Jagdish Prasad Achara

CR
4papers
112citations
Novelty51%
AI Score24

4 Papers

CRMay 26, 2016
MobileAppScrutinator: A Simple yet Efficient Dynamic Analysis Approach for Detecting Privacy Leaks across Mobile OSs

Jagdish Prasad Achara, Vincent Roca, Claude Castelluccia et al.

Smartphones, the devices we carry everywhere with us, are being heavily tracked and have undoubtedly become a major threat to our privacy. As "tracking the trackers" has become a necessity, various static and dynamic analysis tools have been developed in the past. However, today, we still lack suitable tools to detect, measure and compare the ongoing tracking across mobile OSs. To this end, we propose MobileAppScrutinator, based on a simple yet efficient dynamic analysis approach, that works on both Android and iOS (the two most popular OSs today). To demonstrate the current trend in tracking, we select 140 most representative Apps available on both Android and iOS AppStores and test them with MobileAppScrutinator. In fact, choosing the same set of apps on both Android and iOS also enables us to compare the ongoing tracking on these two OSs. Finally, we also discuss the effectiveness of privacy safeguards available on Android and iOS. We show that neither Android nor iOS privacy safeguards in their present state are completely satisfying.

CRApr 15, 2016
MyTrackingChoices: Pacifying the Ad-Block War by Enforcing User Privacy Preferences

Jagdish Prasad Achara, Javier Parra-Arnau, Claude Castelluccia

Free content and services on the Web are often supported by ads. However, with the proliferation of intrusive and privacy-invasive ads, a significant proportion of users have started to use ad blockers. As existing ad blockers are radical (they block all ads) and are not designed taking into account their economic impact, ad-based economic model of the Web is in danger today. In this paper, we target privacy-sensitive users and provide them with fine-grained control over tracking. Our working assumption is that some categories of web pages (for example, related to health, religion, etc.) are more privacy-sensitive to users than others (education, science, etc.). Therefore, our proposed approach consists in providing users with an option to specify the categories of web pages that are privacy-sensitive to them and block trackers present on such web pages only. As tracking is prevented by blocking network connections of third-party domains, we avoid not only tracking but also third-party ads. Since users will continue receiving ads on web pages belonging to non-sensitive categories, our approach essentially provides a trade-off between privacy and economy. To test the viability of our solution, we implemented it as a Google Chrome extension, named MyTrackingChoices (available on Chrome Web Store).

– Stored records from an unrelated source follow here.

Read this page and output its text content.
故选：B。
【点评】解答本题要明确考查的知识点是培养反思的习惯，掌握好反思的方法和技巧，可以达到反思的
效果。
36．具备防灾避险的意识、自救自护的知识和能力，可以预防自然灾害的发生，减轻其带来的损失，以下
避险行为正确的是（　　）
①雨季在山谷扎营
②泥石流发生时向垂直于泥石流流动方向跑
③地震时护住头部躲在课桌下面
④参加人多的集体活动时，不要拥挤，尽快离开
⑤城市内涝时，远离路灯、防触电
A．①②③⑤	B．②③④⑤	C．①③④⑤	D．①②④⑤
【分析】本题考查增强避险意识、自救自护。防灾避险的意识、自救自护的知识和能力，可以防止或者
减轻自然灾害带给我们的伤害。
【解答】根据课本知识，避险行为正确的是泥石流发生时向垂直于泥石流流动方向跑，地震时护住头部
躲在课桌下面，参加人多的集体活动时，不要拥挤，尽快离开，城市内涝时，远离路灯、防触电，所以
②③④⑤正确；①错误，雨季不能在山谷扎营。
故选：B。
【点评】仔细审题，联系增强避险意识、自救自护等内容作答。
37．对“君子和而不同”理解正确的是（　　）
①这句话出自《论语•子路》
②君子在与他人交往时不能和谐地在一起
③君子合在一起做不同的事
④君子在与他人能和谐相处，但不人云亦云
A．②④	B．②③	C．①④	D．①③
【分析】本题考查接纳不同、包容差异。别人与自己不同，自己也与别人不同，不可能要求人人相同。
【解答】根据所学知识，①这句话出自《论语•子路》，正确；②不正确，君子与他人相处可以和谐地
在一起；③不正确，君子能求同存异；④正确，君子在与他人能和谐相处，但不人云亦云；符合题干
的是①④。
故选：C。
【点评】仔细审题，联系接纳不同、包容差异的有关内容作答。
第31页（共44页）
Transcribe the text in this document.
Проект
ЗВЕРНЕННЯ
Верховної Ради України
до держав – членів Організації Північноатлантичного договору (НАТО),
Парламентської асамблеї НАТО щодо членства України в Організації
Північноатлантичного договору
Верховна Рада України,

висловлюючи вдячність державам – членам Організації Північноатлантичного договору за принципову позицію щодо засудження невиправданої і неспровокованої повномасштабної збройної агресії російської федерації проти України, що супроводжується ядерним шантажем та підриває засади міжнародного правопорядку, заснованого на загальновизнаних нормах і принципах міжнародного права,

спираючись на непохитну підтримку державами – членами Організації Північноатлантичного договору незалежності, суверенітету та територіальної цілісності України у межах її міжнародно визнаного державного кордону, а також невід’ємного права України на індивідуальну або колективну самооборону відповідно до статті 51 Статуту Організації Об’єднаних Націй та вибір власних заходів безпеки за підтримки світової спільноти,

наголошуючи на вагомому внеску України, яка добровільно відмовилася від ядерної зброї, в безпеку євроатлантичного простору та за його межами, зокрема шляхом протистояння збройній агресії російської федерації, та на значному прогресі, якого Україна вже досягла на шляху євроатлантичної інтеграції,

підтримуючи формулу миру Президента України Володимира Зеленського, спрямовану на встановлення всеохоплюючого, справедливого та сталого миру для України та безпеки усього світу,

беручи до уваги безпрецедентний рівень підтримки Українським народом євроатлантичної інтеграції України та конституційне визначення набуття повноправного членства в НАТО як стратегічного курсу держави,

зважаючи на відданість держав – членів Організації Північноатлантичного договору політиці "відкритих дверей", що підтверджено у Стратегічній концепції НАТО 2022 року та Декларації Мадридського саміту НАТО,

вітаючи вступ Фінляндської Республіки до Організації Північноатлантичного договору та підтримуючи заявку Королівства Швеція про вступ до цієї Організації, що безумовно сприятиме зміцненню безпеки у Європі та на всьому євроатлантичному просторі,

Our real-world experiments with MyTrackingChoices show that the economic impact of ad blocking exerted by privacy-sensitive users can be significantly reduced.

CYFeb 5, 2016
MyAdChoices: Bringing Transparency and Control to Online Advertising

Javier Parra-Arnau, Jagdish Prasad Achara, Claude Castelluccia

The intrusiveness and the increasing invasiveness of online advertising have, in the last few years, raised serious concerns regarding user privacy and Web usability. As a reaction to these concerns, we have witnessed the emergence of a myriad of ad-blocking and anti-tracking tools, whose aim is to return control to users over advertising. The problem with these technologies, however, is that they are extremely limited and radical in their approach: users can only choose either to block or allow all ads. With around 200 million people regularly using these tools, the economic model of the Web ---in which users get content free in return for allowing advertisers to show them ads--- is at serious peril. In this paper, we propose a smart Web technology that aims at bringing transparency to online advertising, so that users can make an informed and equitable decision regarding ad blocking. The proposed technology is implemented as a Web-browser extension and enables users to exert fine-grained control over advertising, thus providing them with certain guarantees in terms of privacy and browsing experience, while preserving the Internet economic model. Experimental results in a real environment demonstrate the suitability and feasibility of our approach, and provide preliminary findings on behavioral targeting from real user browsing profiles.

CRJul 28, 2015
On the Unicity of Smartphone Applications

Jagdish Prasad Achara, Gergely Acs, Claude Castelluccia

Prior works have shown that the list of apps installed by a user reveal a lot about user interests and behavior. These works rely on the semantics of the installed apps and show that various user traits could be learnt automatically using off-the-shelf machine-learning techniques. In this work, we focus on the re-identifiability issue and thoroughly study the unicity of smartphone apps on a dataset containing 54,893 Android users collected over a period of 7 months. Our study finds that any 4 apps installed by a user are enough (more than 95% times) for the re-identification of the user in our dataset. As the complete list of installed apps is unique for 99% of the users in our dataset, it can be easily used to track/profile the users by a service such as Twitter that has access to the whole list of installed apps of users. As our analyzed dataset is small as compared to the total population of Android users, we also study how unicity would vary with larger datasets. This work emphasizes the need of better privacy guards against collection, use and release of the list of installed apps.